Children and Secondary PTSD

English: signs and symptoms ptsd
English: signs and symptoms ptsd (Photo credit: Wikipedia)
Thousands of fathers and mothers go through tragic events everyday. Whether it be the struggle of war, near death situations, or other life changing occurrences it is inevitable that some will suffer with PTSD (Post Traumatic Stress Disorder). With a decades long war thousands of vets return home with lasting effects of hardship endured during combat. Natural disasters have torn the very fabric of some of our communities leaving families overwhelmed and searching for answers. Difficult situations put people in a state of mental confusion that results in behavior that would normally be out of character. As with any other disorder that parents struggle with, the children are affected.
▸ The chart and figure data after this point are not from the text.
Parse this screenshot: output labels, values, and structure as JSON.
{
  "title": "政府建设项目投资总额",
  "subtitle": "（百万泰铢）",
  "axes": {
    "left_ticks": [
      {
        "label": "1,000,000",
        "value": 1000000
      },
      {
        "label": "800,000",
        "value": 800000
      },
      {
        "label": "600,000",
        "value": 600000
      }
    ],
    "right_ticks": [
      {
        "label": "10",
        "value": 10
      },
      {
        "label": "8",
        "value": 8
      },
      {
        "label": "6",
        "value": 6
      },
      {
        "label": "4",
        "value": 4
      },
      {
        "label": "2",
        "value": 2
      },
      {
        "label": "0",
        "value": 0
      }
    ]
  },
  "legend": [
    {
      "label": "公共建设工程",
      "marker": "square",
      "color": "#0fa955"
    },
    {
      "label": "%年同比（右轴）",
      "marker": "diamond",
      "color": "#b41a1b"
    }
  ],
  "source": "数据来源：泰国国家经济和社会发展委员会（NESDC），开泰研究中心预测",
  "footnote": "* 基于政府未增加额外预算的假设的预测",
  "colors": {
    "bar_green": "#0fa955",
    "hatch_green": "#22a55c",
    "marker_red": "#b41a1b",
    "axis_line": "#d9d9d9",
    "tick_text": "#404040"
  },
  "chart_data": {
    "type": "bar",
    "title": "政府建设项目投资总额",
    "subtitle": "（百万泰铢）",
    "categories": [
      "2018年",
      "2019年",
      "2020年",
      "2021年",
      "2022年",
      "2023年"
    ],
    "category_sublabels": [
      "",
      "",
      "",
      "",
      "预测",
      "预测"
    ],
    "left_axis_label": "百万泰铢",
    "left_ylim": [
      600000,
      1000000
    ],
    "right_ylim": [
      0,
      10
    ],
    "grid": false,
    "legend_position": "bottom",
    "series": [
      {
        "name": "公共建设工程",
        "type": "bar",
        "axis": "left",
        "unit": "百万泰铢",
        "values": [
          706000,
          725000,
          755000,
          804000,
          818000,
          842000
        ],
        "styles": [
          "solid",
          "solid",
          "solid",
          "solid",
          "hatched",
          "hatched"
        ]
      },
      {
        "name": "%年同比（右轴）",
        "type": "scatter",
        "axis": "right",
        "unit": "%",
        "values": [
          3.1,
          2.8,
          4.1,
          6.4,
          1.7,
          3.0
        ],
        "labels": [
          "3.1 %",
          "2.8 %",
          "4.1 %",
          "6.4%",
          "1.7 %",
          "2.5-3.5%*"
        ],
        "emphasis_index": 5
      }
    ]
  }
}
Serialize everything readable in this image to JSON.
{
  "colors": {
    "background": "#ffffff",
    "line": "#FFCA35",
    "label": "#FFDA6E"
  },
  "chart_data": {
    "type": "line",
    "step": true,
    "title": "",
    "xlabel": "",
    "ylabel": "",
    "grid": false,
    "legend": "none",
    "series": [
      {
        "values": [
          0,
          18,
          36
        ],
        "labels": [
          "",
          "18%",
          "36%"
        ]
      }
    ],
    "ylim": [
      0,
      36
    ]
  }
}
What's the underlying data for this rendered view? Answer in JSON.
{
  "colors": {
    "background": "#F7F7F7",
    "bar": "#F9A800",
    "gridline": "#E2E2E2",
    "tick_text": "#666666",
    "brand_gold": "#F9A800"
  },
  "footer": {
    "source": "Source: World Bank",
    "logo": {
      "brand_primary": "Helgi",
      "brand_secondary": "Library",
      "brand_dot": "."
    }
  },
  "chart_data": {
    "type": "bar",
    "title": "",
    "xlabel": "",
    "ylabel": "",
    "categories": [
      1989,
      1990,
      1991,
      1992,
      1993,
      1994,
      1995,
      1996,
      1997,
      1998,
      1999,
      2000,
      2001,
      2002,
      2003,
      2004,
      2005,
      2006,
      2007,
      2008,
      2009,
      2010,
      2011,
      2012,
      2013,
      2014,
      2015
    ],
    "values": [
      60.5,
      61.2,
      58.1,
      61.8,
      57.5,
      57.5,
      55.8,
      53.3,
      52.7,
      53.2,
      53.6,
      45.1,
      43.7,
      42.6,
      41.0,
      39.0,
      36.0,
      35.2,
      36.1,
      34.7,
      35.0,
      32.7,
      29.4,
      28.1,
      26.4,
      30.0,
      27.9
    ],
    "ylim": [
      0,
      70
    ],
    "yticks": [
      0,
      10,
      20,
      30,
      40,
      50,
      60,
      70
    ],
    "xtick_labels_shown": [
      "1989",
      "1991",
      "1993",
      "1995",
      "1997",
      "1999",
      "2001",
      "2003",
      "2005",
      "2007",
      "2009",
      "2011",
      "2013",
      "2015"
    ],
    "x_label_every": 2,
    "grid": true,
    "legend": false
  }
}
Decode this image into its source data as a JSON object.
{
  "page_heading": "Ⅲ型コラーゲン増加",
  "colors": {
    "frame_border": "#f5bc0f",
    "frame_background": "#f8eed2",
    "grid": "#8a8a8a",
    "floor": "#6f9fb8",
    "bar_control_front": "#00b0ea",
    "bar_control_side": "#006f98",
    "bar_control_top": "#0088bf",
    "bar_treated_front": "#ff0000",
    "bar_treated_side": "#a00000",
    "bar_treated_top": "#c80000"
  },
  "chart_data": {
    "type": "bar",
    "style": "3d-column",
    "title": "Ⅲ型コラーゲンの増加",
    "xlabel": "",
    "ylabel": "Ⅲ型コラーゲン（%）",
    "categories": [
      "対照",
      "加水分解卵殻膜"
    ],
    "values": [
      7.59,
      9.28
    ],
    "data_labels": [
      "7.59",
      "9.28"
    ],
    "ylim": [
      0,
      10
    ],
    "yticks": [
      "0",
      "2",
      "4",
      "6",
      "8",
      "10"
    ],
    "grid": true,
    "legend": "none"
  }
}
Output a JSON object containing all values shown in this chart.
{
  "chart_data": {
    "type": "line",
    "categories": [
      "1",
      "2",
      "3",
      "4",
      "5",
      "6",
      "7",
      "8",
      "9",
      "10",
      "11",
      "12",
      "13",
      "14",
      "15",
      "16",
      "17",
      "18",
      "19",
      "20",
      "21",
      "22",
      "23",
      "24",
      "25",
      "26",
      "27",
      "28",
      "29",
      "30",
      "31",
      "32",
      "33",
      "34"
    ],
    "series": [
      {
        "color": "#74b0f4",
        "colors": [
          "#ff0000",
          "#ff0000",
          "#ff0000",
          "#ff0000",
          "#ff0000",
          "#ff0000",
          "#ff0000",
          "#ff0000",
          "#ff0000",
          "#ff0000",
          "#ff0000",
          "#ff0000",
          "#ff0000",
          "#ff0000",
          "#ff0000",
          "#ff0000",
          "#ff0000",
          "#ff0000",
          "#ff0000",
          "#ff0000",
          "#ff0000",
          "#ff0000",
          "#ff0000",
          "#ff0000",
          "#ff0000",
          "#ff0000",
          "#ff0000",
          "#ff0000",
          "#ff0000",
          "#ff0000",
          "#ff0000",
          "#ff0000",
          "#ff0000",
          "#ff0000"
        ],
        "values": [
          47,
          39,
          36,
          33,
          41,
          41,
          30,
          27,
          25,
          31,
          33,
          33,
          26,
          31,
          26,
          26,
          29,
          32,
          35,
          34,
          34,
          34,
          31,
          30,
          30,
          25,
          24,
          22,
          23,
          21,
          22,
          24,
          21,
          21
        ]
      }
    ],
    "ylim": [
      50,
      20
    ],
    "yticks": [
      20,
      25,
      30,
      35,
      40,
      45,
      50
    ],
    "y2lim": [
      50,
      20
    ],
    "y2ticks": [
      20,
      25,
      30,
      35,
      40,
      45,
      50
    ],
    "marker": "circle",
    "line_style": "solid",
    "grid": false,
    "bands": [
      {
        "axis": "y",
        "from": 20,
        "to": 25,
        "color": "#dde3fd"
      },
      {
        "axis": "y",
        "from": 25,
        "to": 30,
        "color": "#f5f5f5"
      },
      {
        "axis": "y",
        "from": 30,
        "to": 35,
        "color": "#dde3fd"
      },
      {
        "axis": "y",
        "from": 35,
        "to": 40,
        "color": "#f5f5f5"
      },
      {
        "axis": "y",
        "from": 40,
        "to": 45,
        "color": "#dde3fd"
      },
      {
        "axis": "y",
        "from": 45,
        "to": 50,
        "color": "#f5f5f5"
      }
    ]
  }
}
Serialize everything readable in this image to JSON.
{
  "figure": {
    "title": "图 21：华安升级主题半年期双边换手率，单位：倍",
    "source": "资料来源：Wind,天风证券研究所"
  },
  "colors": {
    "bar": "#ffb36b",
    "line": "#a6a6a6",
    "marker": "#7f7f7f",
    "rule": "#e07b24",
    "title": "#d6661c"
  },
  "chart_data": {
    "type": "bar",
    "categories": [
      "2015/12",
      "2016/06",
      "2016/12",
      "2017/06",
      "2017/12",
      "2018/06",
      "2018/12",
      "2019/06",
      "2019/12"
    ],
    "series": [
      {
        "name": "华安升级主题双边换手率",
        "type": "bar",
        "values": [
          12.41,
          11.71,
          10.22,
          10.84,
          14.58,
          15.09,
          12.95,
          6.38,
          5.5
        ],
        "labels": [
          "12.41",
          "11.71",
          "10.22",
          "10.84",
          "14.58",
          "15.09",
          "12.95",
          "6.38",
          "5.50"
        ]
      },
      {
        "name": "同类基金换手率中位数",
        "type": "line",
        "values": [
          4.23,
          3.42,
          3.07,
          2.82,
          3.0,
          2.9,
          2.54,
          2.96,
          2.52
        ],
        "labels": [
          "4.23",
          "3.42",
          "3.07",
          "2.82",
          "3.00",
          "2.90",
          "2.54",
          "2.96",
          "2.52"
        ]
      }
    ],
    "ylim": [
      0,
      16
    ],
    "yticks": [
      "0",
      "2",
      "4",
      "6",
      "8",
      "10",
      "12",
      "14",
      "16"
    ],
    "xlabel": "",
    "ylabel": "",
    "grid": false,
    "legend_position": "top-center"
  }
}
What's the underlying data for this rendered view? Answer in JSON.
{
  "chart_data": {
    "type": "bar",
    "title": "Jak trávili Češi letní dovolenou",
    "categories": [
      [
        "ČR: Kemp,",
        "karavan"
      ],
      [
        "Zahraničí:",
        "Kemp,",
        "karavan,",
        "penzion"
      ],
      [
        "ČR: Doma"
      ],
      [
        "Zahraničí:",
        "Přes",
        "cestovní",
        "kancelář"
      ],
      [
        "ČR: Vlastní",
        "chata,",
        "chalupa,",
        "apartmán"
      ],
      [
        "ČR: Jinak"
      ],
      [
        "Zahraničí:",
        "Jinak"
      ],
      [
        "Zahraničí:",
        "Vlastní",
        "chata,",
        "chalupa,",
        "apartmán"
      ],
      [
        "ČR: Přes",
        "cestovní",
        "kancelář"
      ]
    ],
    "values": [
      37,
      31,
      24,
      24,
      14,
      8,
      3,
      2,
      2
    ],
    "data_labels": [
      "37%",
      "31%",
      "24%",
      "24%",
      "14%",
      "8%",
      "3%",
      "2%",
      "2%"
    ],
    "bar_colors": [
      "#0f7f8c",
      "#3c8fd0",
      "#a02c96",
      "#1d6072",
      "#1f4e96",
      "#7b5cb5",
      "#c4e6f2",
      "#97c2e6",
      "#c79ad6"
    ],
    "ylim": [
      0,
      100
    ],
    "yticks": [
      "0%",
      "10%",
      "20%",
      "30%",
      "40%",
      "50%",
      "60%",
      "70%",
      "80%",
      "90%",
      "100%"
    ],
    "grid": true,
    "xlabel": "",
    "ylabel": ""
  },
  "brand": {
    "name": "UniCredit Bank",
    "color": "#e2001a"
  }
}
It is believed that nearly 40% of all children of a parent who struggles with PTSD will develop Secondary PTSD or STS (Secondary Traumatic Stress). These children experience the some of the same symptoms as there parents. Much of the changes in behavior comes from an attempt reconnect with the parent by reenacting what they see. They develop the hyper awareness, anger, and even flashbacks that their parents have as a lasting wound of trauma. It is also common for parents with PTSD to avoid the ones that they love, leaving children with a sense that they are unloved or unwanted. These children tend to have significantly lower grades and social anxiety at school.

So what do I do if a loved one has PTSD

Don't be afraid to talk with the children about it.Use the home as a safe place to discuss how certain behaviors make them feel. If their parent is receiving treatment be as honest as possible, don't be afraid to say that mom or dad is sick.

If the child needs help GET IT! Don't be afraid to get professional help, it may save your child from lifelong injury.